The new plan calls for grated surfaces on the dock’s walkways so more light will reach the surface of the water below, which is helpful for underwater vegetation. The dock’s location also has been shifted slightly so that it extends over an area of deeper water, which mitigates some of the impact of shading. Also, the cleanup operation will remove about 2,000 creosote pilings from Port Gamble Bay and pilings for the new dock would be made of concrete and steel.
Rose’s presentation at the recent meeting included slides showing the relative size of other area docks — one at Alderbrook Resort on the south end of Hood Canal is 9,690 square feet, and the dock built a few years ago in Suquamish is 5,158, compared with the proposed Port Gamble dock that would be 4,796 square feet. He also noted that the mill cleanup will remove various overwater structures that cover a total of 80,700 square feet.
Perhaps most importantly for securing approval, Rose stressed that what Pope Resources plans to build will not be a marina.
“We have specifically limited ourselves to uses that won’t get it classified as a marina,” he said, because a marina designation would likely result in an automatic closure of shellfish harvesting in the area by the state health department.
Although he acknowledged that the dock could be used by tour boats up to about 100 feet in length, Rose said there will be restrictions on how many boats could be at the dock at one time, and it will not rent moorage slips.
“It’s going to be a marine terminal for transport and loading/unloading of goods, people, and services,” he said. “Port Gamble really needs some kind of functional dock, but we don’t need a marina.”

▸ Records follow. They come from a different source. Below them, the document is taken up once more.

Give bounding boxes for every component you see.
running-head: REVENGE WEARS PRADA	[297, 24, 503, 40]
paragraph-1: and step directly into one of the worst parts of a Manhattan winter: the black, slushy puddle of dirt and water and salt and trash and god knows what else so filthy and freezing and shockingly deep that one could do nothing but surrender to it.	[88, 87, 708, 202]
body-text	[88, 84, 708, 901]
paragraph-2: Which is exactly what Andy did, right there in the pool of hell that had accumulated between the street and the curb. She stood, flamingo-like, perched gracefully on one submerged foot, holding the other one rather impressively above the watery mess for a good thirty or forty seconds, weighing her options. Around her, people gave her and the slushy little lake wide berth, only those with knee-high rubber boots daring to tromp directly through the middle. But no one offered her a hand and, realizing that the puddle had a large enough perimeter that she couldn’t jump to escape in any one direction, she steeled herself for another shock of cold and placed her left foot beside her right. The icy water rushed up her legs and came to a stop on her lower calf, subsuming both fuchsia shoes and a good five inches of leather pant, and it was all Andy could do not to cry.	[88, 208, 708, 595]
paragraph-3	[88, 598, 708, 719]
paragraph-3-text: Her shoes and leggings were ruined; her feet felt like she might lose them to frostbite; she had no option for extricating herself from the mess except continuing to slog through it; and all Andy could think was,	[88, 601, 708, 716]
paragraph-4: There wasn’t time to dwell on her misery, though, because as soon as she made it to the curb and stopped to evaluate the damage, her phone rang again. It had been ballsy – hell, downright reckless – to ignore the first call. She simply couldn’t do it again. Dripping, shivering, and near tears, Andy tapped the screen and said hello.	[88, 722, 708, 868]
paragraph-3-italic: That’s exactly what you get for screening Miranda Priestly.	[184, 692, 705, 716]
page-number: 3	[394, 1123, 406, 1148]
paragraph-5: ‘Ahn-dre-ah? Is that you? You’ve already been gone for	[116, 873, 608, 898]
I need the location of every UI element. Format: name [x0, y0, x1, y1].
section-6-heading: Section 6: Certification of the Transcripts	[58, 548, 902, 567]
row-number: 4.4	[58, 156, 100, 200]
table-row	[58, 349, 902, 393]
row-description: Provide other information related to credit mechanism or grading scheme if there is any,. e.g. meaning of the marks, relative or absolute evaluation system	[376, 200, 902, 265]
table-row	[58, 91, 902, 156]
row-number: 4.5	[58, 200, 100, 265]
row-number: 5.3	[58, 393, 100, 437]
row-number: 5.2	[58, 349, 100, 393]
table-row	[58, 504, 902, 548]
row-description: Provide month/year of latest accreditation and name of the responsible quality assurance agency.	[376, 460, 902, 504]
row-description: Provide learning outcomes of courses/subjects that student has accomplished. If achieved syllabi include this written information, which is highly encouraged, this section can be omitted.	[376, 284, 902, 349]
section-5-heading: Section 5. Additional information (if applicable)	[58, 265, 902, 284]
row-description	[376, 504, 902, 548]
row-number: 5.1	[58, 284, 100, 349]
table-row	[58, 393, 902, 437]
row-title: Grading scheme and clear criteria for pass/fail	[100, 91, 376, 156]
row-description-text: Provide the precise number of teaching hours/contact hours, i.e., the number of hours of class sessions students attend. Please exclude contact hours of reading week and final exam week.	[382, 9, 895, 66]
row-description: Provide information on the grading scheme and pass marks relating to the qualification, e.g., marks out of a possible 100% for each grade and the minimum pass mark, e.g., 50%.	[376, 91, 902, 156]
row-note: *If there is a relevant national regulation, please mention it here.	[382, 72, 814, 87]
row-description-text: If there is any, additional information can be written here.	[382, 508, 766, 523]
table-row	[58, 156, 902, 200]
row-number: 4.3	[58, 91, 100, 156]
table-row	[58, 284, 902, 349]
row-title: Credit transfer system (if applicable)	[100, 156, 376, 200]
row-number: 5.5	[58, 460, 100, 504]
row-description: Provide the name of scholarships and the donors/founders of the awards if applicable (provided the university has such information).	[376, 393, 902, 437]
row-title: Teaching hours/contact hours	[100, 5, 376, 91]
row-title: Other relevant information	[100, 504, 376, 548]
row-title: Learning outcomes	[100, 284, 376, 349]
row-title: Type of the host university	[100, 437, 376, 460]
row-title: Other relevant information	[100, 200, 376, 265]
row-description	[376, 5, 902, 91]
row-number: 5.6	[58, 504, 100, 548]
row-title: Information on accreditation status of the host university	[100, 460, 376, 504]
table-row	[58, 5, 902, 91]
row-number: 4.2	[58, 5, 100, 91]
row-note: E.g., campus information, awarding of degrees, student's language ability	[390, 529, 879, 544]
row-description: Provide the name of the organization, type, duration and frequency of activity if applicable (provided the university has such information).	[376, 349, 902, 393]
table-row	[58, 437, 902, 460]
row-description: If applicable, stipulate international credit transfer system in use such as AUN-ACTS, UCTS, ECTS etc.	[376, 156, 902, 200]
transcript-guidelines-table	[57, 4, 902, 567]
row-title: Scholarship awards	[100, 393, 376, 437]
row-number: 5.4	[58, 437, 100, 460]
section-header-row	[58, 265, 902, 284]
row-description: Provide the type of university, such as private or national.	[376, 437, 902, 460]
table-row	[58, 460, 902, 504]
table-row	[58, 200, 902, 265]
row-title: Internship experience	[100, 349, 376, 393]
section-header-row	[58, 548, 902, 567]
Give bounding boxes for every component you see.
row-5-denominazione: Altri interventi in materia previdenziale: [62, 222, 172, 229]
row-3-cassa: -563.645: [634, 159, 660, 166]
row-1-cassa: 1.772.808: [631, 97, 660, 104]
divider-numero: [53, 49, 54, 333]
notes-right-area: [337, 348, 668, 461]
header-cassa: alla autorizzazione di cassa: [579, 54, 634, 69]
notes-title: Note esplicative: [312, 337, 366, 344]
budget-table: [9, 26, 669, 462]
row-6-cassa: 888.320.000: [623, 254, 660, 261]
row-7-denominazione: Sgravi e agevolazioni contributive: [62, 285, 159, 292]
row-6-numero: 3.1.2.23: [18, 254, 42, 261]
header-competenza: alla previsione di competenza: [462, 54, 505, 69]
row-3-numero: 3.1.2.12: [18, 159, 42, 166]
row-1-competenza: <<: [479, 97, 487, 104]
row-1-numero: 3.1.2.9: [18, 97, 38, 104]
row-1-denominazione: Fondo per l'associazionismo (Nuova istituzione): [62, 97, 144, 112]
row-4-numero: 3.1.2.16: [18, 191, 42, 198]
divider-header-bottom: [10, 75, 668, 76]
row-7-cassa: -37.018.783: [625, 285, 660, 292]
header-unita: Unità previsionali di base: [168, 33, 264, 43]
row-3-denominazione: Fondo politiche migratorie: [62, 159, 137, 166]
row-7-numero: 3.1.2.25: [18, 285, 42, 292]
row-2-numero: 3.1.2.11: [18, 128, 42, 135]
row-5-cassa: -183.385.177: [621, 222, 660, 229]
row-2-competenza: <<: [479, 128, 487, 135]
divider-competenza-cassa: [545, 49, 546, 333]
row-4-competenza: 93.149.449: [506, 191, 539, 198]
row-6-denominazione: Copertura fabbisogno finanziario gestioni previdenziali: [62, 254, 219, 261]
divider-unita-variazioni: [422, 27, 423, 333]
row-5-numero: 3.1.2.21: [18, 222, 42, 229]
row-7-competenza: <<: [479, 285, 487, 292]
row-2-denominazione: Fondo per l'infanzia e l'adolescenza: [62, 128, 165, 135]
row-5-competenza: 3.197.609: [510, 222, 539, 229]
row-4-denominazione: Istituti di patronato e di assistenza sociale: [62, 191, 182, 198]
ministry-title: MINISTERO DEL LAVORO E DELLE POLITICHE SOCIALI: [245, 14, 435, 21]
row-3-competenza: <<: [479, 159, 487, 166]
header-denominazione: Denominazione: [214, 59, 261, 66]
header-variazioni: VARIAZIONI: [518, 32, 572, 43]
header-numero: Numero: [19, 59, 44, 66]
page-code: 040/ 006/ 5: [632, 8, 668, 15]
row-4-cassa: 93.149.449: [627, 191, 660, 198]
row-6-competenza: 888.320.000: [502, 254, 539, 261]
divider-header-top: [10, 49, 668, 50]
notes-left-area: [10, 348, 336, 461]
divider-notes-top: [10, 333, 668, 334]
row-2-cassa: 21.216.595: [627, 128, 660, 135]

Besides the $19 million cleanup that will remove a sewer outfall into Hood Canal and build a septic system for the town, Rose noted that Pope has been a partner in the Kitsap Forest & Bay Coalition’s efforts to acquire much of Pope’s timberland and preserve public access for recreational uses.
It all adds up, in his view, to a strong case for getting the new dock needed to help make Port Gamble — still a company-owned town — a viable waterfront community again.
“We’ve worked six years trying to get a bunch of public land so you can walk on it forever, and I hope you think we’ve turned the town into a gem,” Rose said in making his pitch to the mostly receptive audience at the recent meeting. “We’re taking a sewer outfall out, and I’m just wondering if anybody else thinks it’s not fair that we’re not getting a dock in a 150-year-old town?
Still, he knows the biggest obstacle is opposition from the Port Gamble S’Klallam tribe, and he expects an appeal if and when a dock permit is approved.
“We’re probably going to end up in court over all of it,” Rose said in an earlier interview. “I would anticipate the final decision on a dock will be made by a court.”
No representatives from the tribe were at the community meeting, and Rose said he’d hoped for a bigger turnout at the meeting since Pope sent invitations to all area property owners.
However, Rose did face one antagonistic questioner who accused Pope Resources of not caring about the environment and said the company should drop its asking price and sell Port Gamble to the S’Klallam — a suggestion that drew jeers from the crowd.
“We are not anti-tribal, and we are not anti-native rights,” Rose said after the angry challenger left. Despite some serious differences of opinion with the tribe, he said, “We just think we should be able to co-exist.”